The mystery surrounding Celia’s home in Savannah threatens her family reputation . . . and her very life.
Celia Browning is counting the days until her childhood sweetheart Sutton Mackay returns to Savannah after two years in Jamaica looking after his family’s shipping interests. She’s certain he will propose marriage, thus joining two of the city’s most prominent families. But just as Sutton returns, an unsavory newspaper reporter arrives in town, determined to revive interest in the secret tragedies that occurred in the Browning mansion on Madison Square when Celia was a child.
A series of mysterious notes arrives at the house, followed by an anonymous gift–a bracelet imbued with a sinister message. Is it merely a coincidence, or is someone out to harm her?
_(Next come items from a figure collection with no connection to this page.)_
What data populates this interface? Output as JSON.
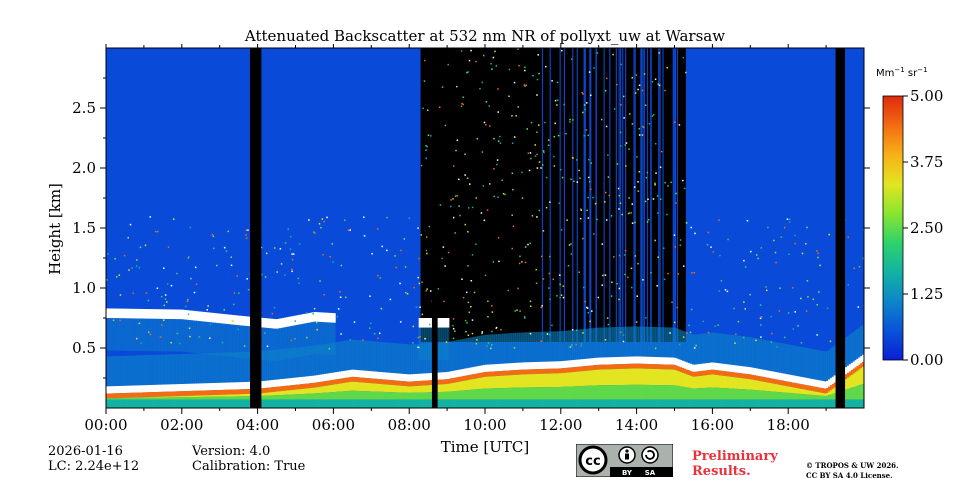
{
  "chart_data": {
    "type": "heatmap",
    "title": "Attenuated Backscatter at 532 nm NR of pollyxt_uw at Warsaw",
    "xlabel": "Time [UTC]",
    "ylabel": "Height [km]",
    "xlim": [
      0,
      20
    ],
    "ylim": [
      0,
      3
    ],
    "xticks": [
      0,
      2,
      4,
      6,
      8,
      10,
      12,
      14,
      16,
      18
    ],
    "xtick_labels": [
      "00:00",
      "02:00",
      "04:00",
      "06:00",
      "08:00",
      "10:00",
      "12:00",
      "14:00",
      "16:00",
      "18:00"
    ],
    "yticks": [
      0.5,
      1.0,
      1.5,
      2.0,
      2.5
    ],
    "ytick_labels": [
      "0.5",
      "1.0",
      "1.5",
      "2.0",
      "2.5"
    ],
    "colorbar": {
      "unit_main": "Mm",
      "unit_exp1": "−1",
      "unit_mid": " sr",
      "unit_exp2": "−1",
      "range": [
        0.0,
        5.0
      ],
      "ticks": [
        0.0,
        1.25,
        2.5,
        3.75,
        5.0
      ],
      "tick_labels": [
        "0.00",
        "1.25",
        "2.50",
        "3.75",
        "5.00"
      ],
      "colormap": [
        "#0b1fd4",
        "#0a52d8",
        "#0d86c9",
        "#12b3a3",
        "#2fd26a",
        "#8ae530",
        "#e3e521",
        "#f7b117",
        "#f36b12",
        "#de2a0d"
      ]
    },
    "no_data_periods_hours": [
      [
        3.8,
        4.1
      ],
      [
        8.6,
        8.75
      ],
      [
        19.25,
        19.5
      ]
    ],
    "boundary_layer_top_km": [
      [
        0,
        0.18
      ],
      [
        2,
        0.2
      ],
      [
        4,
        0.22
      ],
      [
        5.5,
        0.27
      ],
      [
        6.5,
        0.32
      ],
      [
        8,
        0.28
      ],
      [
        9,
        0.3
      ],
      [
        10,
        0.36
      ],
      [
        11,
        0.38
      ],
      [
        12,
        0.39
      ],
      [
        13,
        0.42
      ],
      [
        14,
        0.43
      ],
      [
        15,
        0.42
      ],
      [
        15.5,
        0.36
      ],
      [
        16,
        0.38
      ],
      [
        17,
        0.34
      ],
      [
        18,
        0.28
      ],
      [
        19,
        0.22
      ],
      [
        20,
        0.45
      ]
    ],
    "cloud_layer_km": [
      [
        0,
        0.78
      ],
      [
        2,
        0.77
      ],
      [
        3.5,
        0.72
      ],
      [
        4.5,
        0.69
      ],
      [
        5.5,
        0.75
      ],
      [
        8.2,
        0.7
      ],
      [
        9,
        0.7
      ]
    ],
    "background_dark_period_hours": [
      8.3,
      15.3
    ],
    "colors": {
      "low_background": "#0a4ad8",
      "no_data": "#000000",
      "cloud": "#ffffff"
    }
  },
  "footer": {
    "date": "2026-01-16",
    "lc": "LC: 2.24e+12",
    "version": "Version: 4.0",
    "calibration": "Calibration: True",
    "preliminary_line1": "Preliminary",
    "preliminary_line2": "Results.",
    "copyright_line1": "© TROPOS & UW 2026.",
    "copyright_line2": "CC BY SA 4.0 License.",
    "cc_logo_text": "cc",
    "cc_by": "BY",
    "cc_sa": "SA"
  }
}
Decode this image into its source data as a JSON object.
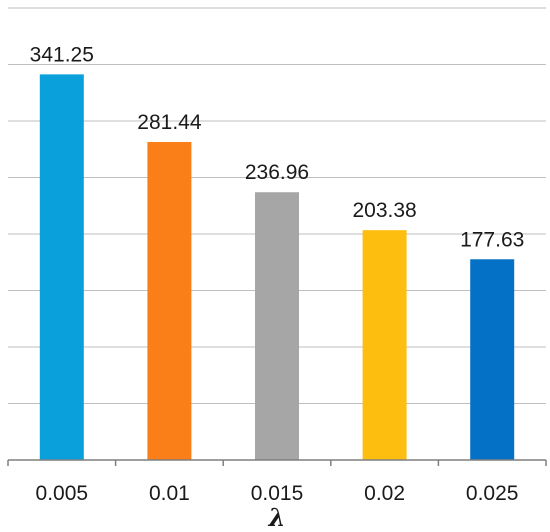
{
  "chart_data": {
    "type": "bar",
    "categories": [
      "0.005",
      "0.01",
      "0.015",
      "0.02",
      "0.025"
    ],
    "values": [
      341.25,
      281.44,
      236.96,
      203.38,
      177.63
    ],
    "data_labels": [
      "341.25",
      "281.44",
      "236.96",
      "203.38",
      "177.63"
    ],
    "colors": [
      "#0aa0dc",
      "#fb7f19",
      "#a6a6a6",
      "#fdbe10",
      "#0471c7"
    ],
    "title": "",
    "xlabel": "λ",
    "ylabel": "",
    "ylim": [
      0,
      400
    ],
    "ytick_step": 50,
    "show_y_tick_labels": false,
    "grid": true,
    "legend": "none"
  }
}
As war clouds gather over Savannah and her beloved father’s health worsens, Celia determines to uncover the truth about what really happened all those years ago.
I must admit that The Bracelet was a little hard to get into in the beginning. I tossed the book aside at least twice, but then I finally settled down and read the book. It didn’t grab me or really make me fall in love with any of the characters, they were mostly bland with some exceptions of Celia and Sutton. But even they were dull at times. I can’t quite get myself to like Sutton because I still have some odd mistrust/dislike of him.
The setting of Savannah was interesting and very well done. The mystery in this story was not necessarily the I-have-to-know-now kind. Instead, it was more like -can-we-just-get-on-with-it. And in the end, I remained pretty much indifferent to everything. I don’t hate the book or like it very much, but don’t let that keep you from it if you think it sounds interesting to you.